Stepping in

Written By: - Date published: 1:45 pm, March 11th, 2008 - 8 comments
Categories: economy, labour - Tags: ,

No Right Turn makes a good point about the government’s $700 million innovation fund for the agricultural and food sector:

I’m a little surprised that its the government doing this. We have a number of large companies involved in these sectors, and under competent managers, they’d already be making these investments themselves. Unfortunately, corporate management in New Zealand is notable for its short-term thinking and reluctance to invest for the future; they’d rather just clip tickets than innovate, and run things down rather than build them up. If the government has to put up effectively a $700 million subsidy before they’ll get off their arses, then it suggests they’re not doing their jobs properly.

Once again the government has to step in to make up for the short-term thinking of New Zealand business.

8 comments on “Stepping in”

  1. So, Tane, you’re agreeing that the Labour Party are yet again just involved in supplying Corporate Welfare?

    I’m just trying to work out whether you guys are in favour of Labour’s latest corporate welfare announcement or against it. It sounds like you are against it and all_your_base is favourable towards it?


  2. Tane 2

    Bryce, I think it’s a good policy but we should recognise that it is a transfer from the taxpayer to farmers.

    I’d rather see business pay for its own r&d, but short of nationalising the farms I’m not sure what else you can do other than tax them and use the revenue to pay for it. I’d be interested to hear your thoughts.

    (And again with the ‘you guys’, as I’ve already explained to you Bryce we’re a collective with shared values but we do differ from time to time.)

  3. Steve Pierson 3

    I can’t speak for the others. but I am for investment in R & D and someone’s got to pay for it – business ought to but if they fail to it’s right for the State to step in.

  4. I’ve gotta say I was a bit pissed off about this at first but if business have to match dollar for dollar that’s not so bad. We need to do this research for the good of the nation but if business are too shit to get it sorted the government should step in. I agree with NRT that IP (and any other tangible benefit) should be shared but I’m not holding my breath.

    Oh and Bryce, try to debate the topic rather than trying to use it to wedge the standard. Fuck you righties are all the fucken same…

  5. Bryce Edwards:

    Corporate welfare? If the productivity of agriculture increases then so does the tax revenue of the government. So from this perspective it may be argued that it’s a logical investment by the government – not simply a “handout”.

    Really it’s hard to see what angle you’re coming from some times with this kind of post.
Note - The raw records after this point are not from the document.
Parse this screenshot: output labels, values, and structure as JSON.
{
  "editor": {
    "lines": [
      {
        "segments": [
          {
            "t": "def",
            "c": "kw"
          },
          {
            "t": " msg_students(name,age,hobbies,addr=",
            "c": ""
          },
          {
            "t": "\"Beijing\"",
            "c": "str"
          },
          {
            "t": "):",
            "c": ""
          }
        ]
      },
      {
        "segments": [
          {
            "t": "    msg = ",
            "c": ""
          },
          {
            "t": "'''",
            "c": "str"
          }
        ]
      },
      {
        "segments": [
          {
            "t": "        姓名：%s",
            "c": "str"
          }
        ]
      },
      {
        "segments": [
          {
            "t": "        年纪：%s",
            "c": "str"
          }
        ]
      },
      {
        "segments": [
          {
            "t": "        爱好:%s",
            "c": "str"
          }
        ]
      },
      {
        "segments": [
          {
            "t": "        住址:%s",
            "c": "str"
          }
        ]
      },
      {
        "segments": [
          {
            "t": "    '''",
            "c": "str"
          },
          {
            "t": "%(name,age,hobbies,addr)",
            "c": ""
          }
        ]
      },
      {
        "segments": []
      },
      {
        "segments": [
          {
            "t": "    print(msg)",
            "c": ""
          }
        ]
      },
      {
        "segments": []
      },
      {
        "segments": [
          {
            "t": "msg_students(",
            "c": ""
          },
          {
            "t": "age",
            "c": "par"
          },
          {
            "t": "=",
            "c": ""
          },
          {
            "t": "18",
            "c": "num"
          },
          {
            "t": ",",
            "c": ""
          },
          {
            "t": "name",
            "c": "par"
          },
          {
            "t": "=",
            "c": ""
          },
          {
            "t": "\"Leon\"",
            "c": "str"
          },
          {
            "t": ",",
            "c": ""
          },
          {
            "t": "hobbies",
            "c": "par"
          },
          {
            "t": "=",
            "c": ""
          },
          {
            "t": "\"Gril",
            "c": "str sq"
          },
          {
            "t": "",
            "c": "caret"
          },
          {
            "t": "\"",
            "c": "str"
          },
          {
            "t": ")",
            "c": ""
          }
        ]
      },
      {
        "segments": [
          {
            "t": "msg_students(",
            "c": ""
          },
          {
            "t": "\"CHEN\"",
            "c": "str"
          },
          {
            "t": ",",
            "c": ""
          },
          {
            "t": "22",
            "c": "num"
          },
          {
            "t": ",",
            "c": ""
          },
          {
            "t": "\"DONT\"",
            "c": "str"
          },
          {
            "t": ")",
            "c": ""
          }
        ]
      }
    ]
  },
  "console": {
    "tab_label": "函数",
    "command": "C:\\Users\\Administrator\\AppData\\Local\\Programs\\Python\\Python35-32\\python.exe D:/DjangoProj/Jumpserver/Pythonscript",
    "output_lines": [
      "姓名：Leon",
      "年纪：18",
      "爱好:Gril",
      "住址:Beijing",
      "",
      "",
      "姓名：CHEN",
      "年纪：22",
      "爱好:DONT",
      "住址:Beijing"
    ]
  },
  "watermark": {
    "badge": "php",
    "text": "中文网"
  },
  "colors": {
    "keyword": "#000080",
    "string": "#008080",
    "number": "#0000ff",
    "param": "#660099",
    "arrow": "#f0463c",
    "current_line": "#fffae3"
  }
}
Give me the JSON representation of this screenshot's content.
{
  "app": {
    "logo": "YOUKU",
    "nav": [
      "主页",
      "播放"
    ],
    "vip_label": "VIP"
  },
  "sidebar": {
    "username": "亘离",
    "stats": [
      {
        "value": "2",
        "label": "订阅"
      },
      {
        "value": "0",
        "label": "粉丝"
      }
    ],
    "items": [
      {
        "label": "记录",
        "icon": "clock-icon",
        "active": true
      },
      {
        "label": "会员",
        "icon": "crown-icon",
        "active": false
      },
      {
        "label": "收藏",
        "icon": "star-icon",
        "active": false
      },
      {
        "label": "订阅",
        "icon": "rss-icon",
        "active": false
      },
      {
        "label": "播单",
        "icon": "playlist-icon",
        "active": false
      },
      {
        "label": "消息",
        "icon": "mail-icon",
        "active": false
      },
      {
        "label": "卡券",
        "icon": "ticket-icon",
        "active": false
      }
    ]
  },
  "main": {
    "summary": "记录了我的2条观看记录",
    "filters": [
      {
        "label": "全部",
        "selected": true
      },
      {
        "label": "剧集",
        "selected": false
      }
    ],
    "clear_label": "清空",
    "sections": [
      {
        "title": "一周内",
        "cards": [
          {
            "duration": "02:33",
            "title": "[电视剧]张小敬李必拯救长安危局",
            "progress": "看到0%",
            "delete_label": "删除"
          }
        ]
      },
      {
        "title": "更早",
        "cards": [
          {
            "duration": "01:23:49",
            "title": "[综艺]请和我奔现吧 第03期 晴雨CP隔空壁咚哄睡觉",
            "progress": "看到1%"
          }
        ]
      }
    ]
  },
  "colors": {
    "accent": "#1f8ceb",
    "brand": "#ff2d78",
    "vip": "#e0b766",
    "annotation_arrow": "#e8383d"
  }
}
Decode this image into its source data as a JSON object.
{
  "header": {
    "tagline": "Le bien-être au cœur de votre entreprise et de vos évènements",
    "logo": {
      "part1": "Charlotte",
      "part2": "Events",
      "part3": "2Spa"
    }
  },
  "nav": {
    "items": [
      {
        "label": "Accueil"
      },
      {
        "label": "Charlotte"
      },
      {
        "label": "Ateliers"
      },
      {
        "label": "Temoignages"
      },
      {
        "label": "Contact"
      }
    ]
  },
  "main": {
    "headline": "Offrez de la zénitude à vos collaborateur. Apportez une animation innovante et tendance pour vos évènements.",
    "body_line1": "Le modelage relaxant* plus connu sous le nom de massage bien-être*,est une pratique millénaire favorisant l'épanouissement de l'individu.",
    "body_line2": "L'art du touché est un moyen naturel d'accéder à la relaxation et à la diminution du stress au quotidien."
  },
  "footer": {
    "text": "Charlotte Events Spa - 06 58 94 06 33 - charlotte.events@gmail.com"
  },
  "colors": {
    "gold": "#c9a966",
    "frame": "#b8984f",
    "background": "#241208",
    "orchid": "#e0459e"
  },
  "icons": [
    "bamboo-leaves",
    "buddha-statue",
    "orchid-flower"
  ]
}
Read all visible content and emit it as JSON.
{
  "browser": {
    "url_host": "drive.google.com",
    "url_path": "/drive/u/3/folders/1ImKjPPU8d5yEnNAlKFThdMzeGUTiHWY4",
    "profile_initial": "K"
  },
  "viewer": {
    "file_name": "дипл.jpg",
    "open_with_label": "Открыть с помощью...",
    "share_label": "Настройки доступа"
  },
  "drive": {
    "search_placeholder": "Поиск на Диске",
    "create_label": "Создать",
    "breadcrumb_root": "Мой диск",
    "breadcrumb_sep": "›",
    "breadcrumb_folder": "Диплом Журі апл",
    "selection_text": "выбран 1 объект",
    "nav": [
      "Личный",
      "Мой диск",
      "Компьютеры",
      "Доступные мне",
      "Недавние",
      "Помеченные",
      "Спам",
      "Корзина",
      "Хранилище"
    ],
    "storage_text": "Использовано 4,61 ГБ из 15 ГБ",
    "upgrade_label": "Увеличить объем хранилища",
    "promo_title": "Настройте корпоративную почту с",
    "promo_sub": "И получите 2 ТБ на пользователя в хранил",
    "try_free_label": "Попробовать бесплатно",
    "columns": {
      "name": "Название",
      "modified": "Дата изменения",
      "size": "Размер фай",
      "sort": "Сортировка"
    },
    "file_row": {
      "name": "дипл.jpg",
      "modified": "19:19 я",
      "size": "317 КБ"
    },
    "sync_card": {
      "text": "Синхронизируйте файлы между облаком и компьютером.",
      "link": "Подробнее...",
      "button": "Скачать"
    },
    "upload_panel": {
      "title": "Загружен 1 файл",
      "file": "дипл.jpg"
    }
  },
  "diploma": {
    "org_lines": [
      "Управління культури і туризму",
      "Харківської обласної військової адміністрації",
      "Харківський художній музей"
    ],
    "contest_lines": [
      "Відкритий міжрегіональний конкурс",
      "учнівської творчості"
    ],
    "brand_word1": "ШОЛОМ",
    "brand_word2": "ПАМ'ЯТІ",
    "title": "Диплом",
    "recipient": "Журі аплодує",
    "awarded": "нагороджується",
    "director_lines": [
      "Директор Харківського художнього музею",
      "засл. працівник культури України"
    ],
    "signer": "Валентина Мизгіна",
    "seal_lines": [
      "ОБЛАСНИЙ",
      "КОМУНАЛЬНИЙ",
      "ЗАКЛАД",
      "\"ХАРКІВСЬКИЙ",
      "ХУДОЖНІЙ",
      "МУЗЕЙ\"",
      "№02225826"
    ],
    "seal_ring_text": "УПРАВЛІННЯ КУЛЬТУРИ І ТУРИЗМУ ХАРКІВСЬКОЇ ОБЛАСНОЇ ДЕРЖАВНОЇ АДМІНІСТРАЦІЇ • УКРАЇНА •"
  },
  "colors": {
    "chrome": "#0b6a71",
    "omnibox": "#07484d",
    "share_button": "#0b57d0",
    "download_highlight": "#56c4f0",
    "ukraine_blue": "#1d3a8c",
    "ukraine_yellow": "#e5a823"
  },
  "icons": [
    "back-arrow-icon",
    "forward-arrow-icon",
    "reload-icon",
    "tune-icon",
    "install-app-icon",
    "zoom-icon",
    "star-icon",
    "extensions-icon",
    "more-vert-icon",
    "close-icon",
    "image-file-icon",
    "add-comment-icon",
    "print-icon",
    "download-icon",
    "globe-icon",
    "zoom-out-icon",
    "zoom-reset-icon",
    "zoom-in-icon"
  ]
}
Are you turning into a troll?

  6. James Kearney 6

    He’s turning into a right-wing troll Rog.

  7. Draco TB 7

    Failure of the capitalist free-market to invest in R&D – Why am I not surprised?

    In cases like this, where the government makes a significant contribution to the R&D, then it should get to keep the IP or, at least, some of them. It should never sell them off either because if someone is willing to buy them then it means there’s even more money to be made.

  8. Funding public good scientific research is a core business of government. But this isn’t public good; it’s private good and applied. It should be funded by those who benefit from it (Fonterra etc), but it isn’t, because they think too short-term.

    There’s a name for this: market failure. And it is one of the things we have government to solve. Ideally, it should be funded by levying the beneficiaries, but if they kick in 50% of the cash, it’s probably good enough – provided they don’t get to privatise the benefits having socialised the costs.